Il me force à me retourner et il observe mon visage trempé, mes cheveux qui collent à mes joues. Mon petit ami pose ses mains dessus et frotte mes larmes mêlées aux gouttes d’eau à l’aide de ses pouces, le regard inquiet.
- Tu ne te sens pas bien.
Ce n’est pas une question, mais une affirmation. Il sait qu’il a raison.
Felix se penche et colle son front au mien, faisant glisser ses mains sur ma taille.
- Qu’est-ce qui ne va pas ?
Je hausse les épaules, la gorge serrée.
- J’ai juste fait un cauchemar.
Il me presse contre son torse et penche la tête pour déposer lentement ses lèvres sur les miennes.
Je me demande un instant si je suis sa préférée, à lui. S’il me choisirait quoiqu’il se passe.

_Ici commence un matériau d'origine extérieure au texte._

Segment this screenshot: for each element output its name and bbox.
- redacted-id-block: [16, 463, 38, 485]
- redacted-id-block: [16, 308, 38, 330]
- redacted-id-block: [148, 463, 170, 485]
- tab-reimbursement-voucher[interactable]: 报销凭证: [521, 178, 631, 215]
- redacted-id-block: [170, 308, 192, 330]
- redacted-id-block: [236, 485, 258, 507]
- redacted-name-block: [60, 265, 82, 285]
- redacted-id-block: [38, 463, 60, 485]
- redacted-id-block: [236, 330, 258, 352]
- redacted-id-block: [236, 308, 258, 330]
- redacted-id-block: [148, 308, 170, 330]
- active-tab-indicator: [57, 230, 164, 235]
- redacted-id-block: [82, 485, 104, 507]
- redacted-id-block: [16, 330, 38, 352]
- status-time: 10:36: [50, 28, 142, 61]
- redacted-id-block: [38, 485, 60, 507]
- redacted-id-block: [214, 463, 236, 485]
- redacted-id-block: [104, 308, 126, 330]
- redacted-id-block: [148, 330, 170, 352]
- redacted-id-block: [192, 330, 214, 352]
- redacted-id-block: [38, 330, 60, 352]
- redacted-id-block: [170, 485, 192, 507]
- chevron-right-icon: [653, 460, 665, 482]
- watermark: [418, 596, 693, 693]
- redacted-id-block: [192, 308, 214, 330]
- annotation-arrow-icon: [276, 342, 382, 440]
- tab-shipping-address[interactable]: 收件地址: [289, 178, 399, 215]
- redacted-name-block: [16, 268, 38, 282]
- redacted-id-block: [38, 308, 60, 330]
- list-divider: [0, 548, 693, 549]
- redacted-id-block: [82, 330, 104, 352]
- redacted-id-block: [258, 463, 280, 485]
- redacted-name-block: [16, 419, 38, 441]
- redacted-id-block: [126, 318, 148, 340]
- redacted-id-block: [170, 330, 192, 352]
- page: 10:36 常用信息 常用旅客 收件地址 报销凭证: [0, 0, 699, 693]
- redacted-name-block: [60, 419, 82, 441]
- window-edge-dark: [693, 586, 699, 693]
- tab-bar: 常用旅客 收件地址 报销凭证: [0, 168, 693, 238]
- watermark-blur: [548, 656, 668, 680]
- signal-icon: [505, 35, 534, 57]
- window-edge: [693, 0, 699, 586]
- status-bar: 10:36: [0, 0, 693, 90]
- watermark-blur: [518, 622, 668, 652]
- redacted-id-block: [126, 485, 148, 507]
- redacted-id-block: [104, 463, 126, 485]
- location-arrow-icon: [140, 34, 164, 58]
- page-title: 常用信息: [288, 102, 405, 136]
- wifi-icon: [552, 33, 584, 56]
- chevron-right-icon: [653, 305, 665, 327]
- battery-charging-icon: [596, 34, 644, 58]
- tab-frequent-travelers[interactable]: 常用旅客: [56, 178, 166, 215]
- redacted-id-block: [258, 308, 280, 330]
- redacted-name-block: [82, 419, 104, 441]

Non, mais à quoi je pense ? Sa sœur doit compter tellement plus pour lui.
- Je t’aime, souffle-t-il contre mes lèvres.
Je cligne deux fois des yeux, essayant d’empêcher d’autres larmes de couler sur mes joues.
Je détourne le regard, incapable de soutenir le sien.
Il m’aime. Il me le dit. Je le sais. Moi aussi.
Mais pourquoi est-ce que ça fait aussi mal à entendre ?
Je pose ma tête contre son torse, là où son cœur bat. J’écoute les pulsations régulières.
- On rentre ? Je ne veux pas que tu tombes malade, réitère-t-il.
- D’accord.
Felix me relâche, et la soudaine absence de chaleur m’arrache un frisson.